Rusya nüfuz alanı bakımından iki coğrafyada daha hamlede bulunabilir: Orta Asya ve Balkanlar. Bu konu üzerinde çalışmak gerekiyor.
Hem Ukrayna Krizi hem devamında çıkabilecek krizler bakımından Türkiye’nin çok dikkatli olması gerekiyor.
Türkiye’nin tutumu
Hükümet Ukrayna krizinin başından bu yana temkinli gidiyor.
Montreux (Montrö) Sözleşmesini yürürlüğe koyması ve Rus savaş gemilerinin Boğazlardan geçişine engel olması bir zamanlar Sözleşmenin iptali için çaba harcayan ABD, İngiltere gibi ülkelerin de desteğini aldı. Bu durum şu anda Rusya’nın aleyhine gibi görüşe de Moskova’nın baştan itibaren istediği de buydu.
Öte yandan Türkiye Rusya’ya karşı Batının ekonomik yaptırımlarına katılmıyor. Putin’in de Erdoğan’ın 6 Mart telefonu ardından Azak Denizinde Türkiye’ye buğday ve ayçiçeği getirmek üzere bekletilen 30 kadar geminin seyahatine izin verdiği bilgisi var.
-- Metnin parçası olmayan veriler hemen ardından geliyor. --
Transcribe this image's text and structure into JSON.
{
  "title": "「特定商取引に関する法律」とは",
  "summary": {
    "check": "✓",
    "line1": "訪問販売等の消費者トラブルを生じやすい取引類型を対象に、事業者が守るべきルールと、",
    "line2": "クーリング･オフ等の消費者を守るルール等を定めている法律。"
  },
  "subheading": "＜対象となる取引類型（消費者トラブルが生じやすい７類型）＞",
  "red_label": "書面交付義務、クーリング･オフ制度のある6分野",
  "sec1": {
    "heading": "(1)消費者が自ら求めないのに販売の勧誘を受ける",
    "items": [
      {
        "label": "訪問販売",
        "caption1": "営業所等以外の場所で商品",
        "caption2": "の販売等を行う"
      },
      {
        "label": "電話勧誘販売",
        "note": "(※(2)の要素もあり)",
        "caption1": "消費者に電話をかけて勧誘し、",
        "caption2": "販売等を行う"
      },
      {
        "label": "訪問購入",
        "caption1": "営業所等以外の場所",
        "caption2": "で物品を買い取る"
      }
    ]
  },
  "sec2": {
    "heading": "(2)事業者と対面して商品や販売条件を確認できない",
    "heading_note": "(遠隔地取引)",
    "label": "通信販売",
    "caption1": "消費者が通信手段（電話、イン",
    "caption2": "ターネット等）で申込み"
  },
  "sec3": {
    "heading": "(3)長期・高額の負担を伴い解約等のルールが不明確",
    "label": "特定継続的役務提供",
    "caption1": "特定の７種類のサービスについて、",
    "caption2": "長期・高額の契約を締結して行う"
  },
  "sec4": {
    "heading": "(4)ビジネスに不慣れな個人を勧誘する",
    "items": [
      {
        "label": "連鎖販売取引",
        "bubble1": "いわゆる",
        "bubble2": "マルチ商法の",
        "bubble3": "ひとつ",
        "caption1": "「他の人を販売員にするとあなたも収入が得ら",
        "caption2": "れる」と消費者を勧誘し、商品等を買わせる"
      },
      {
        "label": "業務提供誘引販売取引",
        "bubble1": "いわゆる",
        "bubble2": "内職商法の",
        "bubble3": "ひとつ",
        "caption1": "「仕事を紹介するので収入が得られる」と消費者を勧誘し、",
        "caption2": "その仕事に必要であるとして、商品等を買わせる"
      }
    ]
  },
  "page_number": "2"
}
Petrol ve gaz ambargosu durumunda Türkiye’nin bunun dışında tutulması büyük ihtimal.
Daha da kötüye gitme ihtimali bulunan ekonomik krizinde etkisiyle benimsenen bu temkinli tutum sayesinde Çavuşoğlu, Lavrov ve Kuleba’yı Antalya’da -son anda bir aksilik çıkmazsa bir araya getirebiliyor. Antalya’da Ukrayna Krizinin diplomasi sahnesinde ikinci perde açılıyor.
Bu son perde olmayabilir. Ama bu perdenin Antalya’da Türkiye’nin diplomasi gayretleriyle açılması önemli.